El concepto de ansiedad se determina como un estado mental que se caracteriza por gran inquietud, intensa excitación y extrema inseguridad. ¿Pero qué hay más allá de eso, más allá de la definición tradicional?
Muchas veces, la gente tiende a autodiagnosticarse dicha enfermedad, pensando que solo consiste en un simple agobio o estar nervioso por algo, aunque realmente nada se aleja más de la realidad que eso. La ansiedad es ese estado que se apodera de tu mente de todas las formas posibles, dejando de ser tú y siendo dominado por tus pensamientos. Ahí es donde nos damos cuenta del gran poder que tiene la mente frente a nosotros. Somos lo que somos gracias a ella. Por ello, cuando algo se sale de lo normal, de lo esperado, bien sea un comentario, una crítica, una noticia o un suceso inesperado, eso nos ocasiona una preocupación excesiva. Muchas personas no lo toman como un auténtico problema. Pero puede llevarte hasta el límite. Cualquier cosa insignificante tal vez ronde por tu cabeza una y otra vez. Te preocuparás constantemente por no romper a llorar sin motivo ni sufrir un ataque delante de todos.
Miedo, frustración, temblor y pánico son los síntomas más claros durante un ataque de ansiedad, junto con la mayor impotencia que se pueda llegar a sentir.

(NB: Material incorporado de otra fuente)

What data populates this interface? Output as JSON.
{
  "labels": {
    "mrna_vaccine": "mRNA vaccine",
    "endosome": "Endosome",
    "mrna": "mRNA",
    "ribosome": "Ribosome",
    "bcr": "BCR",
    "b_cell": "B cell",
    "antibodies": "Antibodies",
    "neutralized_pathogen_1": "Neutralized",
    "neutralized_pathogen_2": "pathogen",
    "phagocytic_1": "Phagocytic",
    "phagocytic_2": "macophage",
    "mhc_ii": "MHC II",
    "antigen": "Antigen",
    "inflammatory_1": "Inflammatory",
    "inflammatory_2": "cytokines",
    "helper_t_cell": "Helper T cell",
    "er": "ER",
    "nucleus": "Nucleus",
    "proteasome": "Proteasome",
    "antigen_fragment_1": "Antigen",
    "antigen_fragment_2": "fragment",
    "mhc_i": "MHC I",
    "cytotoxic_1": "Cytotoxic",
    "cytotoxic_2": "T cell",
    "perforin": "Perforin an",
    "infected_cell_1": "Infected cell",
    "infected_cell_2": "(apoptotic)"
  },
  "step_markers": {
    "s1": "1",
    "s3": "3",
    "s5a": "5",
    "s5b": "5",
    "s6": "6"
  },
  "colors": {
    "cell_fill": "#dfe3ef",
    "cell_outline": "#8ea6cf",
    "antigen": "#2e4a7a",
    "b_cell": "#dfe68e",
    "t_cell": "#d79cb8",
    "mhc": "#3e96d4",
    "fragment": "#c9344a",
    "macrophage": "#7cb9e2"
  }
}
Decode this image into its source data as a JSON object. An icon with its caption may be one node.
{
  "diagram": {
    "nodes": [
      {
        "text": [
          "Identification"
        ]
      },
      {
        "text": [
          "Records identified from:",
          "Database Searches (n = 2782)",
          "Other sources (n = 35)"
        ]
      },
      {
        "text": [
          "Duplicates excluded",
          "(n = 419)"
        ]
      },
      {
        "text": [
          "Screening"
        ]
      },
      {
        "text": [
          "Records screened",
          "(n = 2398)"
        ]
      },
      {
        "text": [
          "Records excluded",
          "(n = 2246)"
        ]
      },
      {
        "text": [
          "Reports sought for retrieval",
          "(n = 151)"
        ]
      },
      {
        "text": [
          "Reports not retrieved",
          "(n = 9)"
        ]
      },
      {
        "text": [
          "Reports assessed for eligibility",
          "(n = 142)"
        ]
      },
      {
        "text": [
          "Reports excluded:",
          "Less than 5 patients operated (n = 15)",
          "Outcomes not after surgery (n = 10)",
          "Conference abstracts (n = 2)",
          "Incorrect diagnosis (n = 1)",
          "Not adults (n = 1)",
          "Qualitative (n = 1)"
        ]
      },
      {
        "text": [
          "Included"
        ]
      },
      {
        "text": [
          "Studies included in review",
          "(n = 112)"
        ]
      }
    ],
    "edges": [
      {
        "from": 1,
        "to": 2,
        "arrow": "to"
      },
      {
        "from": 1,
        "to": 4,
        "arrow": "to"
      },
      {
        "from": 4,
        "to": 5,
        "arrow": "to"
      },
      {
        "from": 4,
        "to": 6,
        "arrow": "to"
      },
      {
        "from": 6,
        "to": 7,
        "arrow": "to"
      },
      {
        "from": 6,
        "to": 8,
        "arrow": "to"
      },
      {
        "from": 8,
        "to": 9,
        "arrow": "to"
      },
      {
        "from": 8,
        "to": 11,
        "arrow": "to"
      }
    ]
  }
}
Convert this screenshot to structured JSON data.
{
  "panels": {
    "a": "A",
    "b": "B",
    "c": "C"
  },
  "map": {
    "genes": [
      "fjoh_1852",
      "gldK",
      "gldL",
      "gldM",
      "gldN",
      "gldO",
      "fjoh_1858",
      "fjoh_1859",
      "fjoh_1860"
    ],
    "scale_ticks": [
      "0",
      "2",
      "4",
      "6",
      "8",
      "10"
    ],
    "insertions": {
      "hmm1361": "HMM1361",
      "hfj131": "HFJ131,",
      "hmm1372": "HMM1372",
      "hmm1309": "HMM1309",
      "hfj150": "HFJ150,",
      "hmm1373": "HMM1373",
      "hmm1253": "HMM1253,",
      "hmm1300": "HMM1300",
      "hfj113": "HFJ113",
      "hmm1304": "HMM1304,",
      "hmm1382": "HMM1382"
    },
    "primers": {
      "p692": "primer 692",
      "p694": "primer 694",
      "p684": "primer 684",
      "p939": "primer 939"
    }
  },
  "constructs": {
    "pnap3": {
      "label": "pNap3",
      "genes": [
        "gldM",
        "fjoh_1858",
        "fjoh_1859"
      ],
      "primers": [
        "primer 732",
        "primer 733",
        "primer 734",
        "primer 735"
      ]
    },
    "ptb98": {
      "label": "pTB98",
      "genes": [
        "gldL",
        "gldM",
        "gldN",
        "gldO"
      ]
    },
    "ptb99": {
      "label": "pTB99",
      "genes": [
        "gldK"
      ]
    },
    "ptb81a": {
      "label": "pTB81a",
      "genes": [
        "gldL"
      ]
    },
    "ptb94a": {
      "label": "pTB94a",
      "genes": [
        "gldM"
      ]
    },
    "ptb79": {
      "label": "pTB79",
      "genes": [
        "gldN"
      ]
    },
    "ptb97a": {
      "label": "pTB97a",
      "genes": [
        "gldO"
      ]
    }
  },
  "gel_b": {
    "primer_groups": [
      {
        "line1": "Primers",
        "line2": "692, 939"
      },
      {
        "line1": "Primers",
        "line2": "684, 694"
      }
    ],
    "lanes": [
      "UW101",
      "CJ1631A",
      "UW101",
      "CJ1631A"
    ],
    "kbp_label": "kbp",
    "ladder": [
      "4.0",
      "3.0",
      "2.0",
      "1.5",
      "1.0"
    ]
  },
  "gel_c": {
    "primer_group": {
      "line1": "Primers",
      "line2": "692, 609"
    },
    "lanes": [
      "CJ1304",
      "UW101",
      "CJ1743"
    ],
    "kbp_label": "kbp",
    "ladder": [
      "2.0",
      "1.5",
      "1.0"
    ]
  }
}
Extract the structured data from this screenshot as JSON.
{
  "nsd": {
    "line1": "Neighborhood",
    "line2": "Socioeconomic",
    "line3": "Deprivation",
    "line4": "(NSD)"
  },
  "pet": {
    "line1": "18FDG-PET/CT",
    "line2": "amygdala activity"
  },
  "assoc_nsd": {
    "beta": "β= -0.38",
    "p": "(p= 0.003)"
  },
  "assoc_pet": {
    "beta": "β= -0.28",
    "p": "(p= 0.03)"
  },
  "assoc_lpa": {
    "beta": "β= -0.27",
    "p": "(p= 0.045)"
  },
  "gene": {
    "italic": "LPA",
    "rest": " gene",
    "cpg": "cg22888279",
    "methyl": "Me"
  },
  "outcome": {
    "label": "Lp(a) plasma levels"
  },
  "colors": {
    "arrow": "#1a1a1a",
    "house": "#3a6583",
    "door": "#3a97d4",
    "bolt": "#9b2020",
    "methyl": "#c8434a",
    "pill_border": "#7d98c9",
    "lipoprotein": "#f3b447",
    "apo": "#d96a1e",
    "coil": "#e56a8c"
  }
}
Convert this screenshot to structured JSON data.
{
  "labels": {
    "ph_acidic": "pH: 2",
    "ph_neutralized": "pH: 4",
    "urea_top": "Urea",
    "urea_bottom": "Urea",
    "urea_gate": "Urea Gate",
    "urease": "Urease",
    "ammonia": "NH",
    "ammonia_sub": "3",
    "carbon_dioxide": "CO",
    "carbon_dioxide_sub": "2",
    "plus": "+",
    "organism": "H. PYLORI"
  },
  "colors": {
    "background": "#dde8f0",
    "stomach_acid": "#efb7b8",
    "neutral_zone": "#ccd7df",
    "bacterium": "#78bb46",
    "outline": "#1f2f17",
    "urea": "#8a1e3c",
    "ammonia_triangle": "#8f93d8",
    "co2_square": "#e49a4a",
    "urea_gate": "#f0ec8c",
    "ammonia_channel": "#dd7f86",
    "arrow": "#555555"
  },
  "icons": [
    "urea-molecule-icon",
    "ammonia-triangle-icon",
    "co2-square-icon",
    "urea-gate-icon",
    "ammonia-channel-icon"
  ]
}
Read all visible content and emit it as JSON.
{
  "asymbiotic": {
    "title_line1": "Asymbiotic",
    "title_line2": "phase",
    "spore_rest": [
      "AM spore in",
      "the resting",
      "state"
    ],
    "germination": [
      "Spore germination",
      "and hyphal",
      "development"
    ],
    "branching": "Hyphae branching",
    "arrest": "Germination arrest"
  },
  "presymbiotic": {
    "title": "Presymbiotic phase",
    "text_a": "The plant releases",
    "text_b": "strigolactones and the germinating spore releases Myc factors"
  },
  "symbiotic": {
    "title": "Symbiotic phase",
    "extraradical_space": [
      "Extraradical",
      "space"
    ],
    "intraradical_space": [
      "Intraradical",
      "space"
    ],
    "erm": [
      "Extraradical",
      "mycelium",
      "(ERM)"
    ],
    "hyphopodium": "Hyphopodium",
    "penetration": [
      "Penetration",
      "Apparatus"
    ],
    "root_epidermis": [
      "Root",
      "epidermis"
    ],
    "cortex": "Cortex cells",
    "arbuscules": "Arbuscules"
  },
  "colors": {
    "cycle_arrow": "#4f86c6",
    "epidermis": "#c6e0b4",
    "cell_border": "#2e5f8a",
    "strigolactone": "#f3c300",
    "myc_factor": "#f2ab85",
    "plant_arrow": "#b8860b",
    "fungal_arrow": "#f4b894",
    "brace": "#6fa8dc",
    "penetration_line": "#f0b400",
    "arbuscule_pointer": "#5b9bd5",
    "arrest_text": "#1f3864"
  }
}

Es un sentimiento que te embarca en una espiral de la que cuesta mucho salir. Debido a eso, las personas que la padecen no tienden a contar sus problemas por miedo a ser juzgados, a no ser entendidos o simplemente por no ser capaces de expresarse tal y como les gustaría. Y ello sólo les genera mayor inseguridad. Todo se hace tan complejo que un mal día puede anular a la persona por completo. Realmente no hay una forma de expresar el grado de desasosiego, agobio e inquietud que se puede llegar de sentir.
A nivel personal solo puedo decir que muchas veces esas personas tan solo quieren ser escuchadas, sin comentarios de fondo y sintiendo que de verdad les están escuchando. Además, a pesar de que sea un estado mental muy común en la actualidad, especialmente entre adolescentes y jóvenes, no hay por qué desvalorizarlo y pensar que, con tan solo sentirse un poco estresado, ya ha de tenerse este problema. Simplemente la ansiedad es ansiedad.